I never understood why MySpace didn't offer its users a "force normal stylesheet" option that would make everyone's pages use the default stylesheet. Wouldn't hurt anybody. All the dumbasses could have their glitter backgrounds and yellow-on-white color schemes, and the rest of us could ACTUALLY USE THE SITE.

That was implemented. It didn't really take off, and it actually caused user complaints.

Y'all have NO IDEA how much people loved their hideous pages. Any change that had any impact on their carefully crafted cruft would generate FLOODS of messages to Tom. It kind of taught me a lesson that a certain point you have to stop trying to please the complainers and just DO IT. Facebook pissed people off a few times with massive changes, but they stuck to their guns and it allowed them to innovate and implement much more rapidly than we could, because we kept listening to the squeaky wheels.

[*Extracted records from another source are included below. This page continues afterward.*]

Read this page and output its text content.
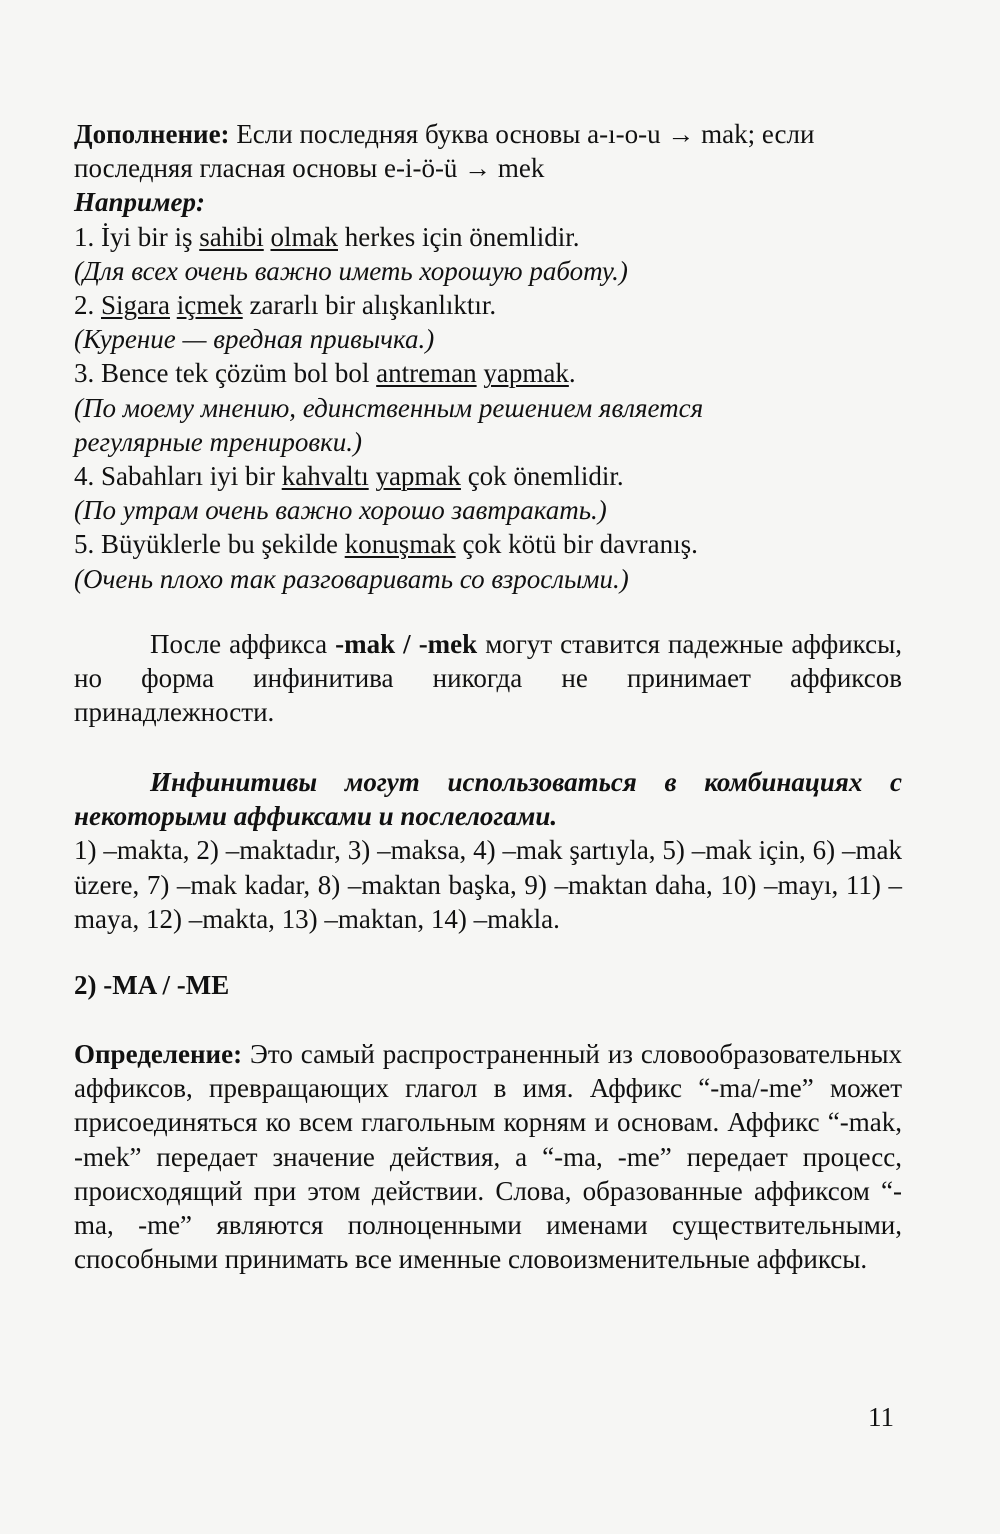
Дополнение: Если последняя буква основы a-ı-o-u → mak; если последняя гласная основы e-i-ö-ü → mek

Например:

1. İyi bir iş sahibi olmak herkes için önemlidir.

(Для всех очень важно иметь хорошую работу.)

2. Sigara içmek zararlı bir alışkanlıktır.

(Курение — вредная привычка.)

3. Bence tek çözüm bol bol antreman yapmak.

(По моему мнению, единственным решением является регулярные тренировки.)

4. Sabahları iyi bir kahvaltı yapmak çok önemlidir.

(По утрам очень важно хорошо завтракать.)

5. Büyüklerle bu şekilde konuşmak çok kötü bir davranış.

(Очень плохо так разговаривать со взрослыми.)

После аффикса -mak / -mek могут ставится падежные аффиксы, но форма инфинитива никогда не принимает аффиксов принадлежности.

Инфинитивы могут использоваться в комбинациях с некоторыми аффиксами и послелогами.

1) –makta, 2) –maktadır, 3) –maksa, 4) –mak şartıyla, 5) –mak için, 6) –mak üzere, 7) –mak kadar, 8) –maktan başka, 9) –maktan daha, 10) –mayı, 11) –maya, 12) –makta, 13) –maktan, 14) –makla.

2) -MA / -ME

Определение: Это самый распространенный из словообразовательных аффиксов, превращающих глагол в имя. Аффикс “-ma/-me” может присоединяться ко всем глагольным корням и основам. Аффикс “-mak, -mek” передает значение действия, а “-ma, -me” передает процесс, происходящий при этом действии. Слова, образованные аффиксом “-ma, -me” являются полноценными именами существительными, способными принимать все именные словоизменительные аффиксы.

11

Oh, and if you were wondering - he was actually reading them. He did have people sifting through them, but for quite a while the most likely person I'd get a bug report from at 2 in the morning was Tom, who would be in the process of communicating with the user to get a better idea what was wrong.
posted by flaterik at 4:21 PM on June 12, 2011 [35 favorites]


Interestingly, I feel like there's still an open market for a good, solid music community site. Pandora, LastFM, and most recently Grooveshark have all missed the boat on this. Facebook doesn't even seem interested, and that's probably for the best. I feel like MySpace could have done a good job at this, had they been solely focused on that use case. I mean, MySpace still where I go when I hear of a new local band and I wanna check out their tracks. But since nobody logs in anymore, it's pretty useless as a community.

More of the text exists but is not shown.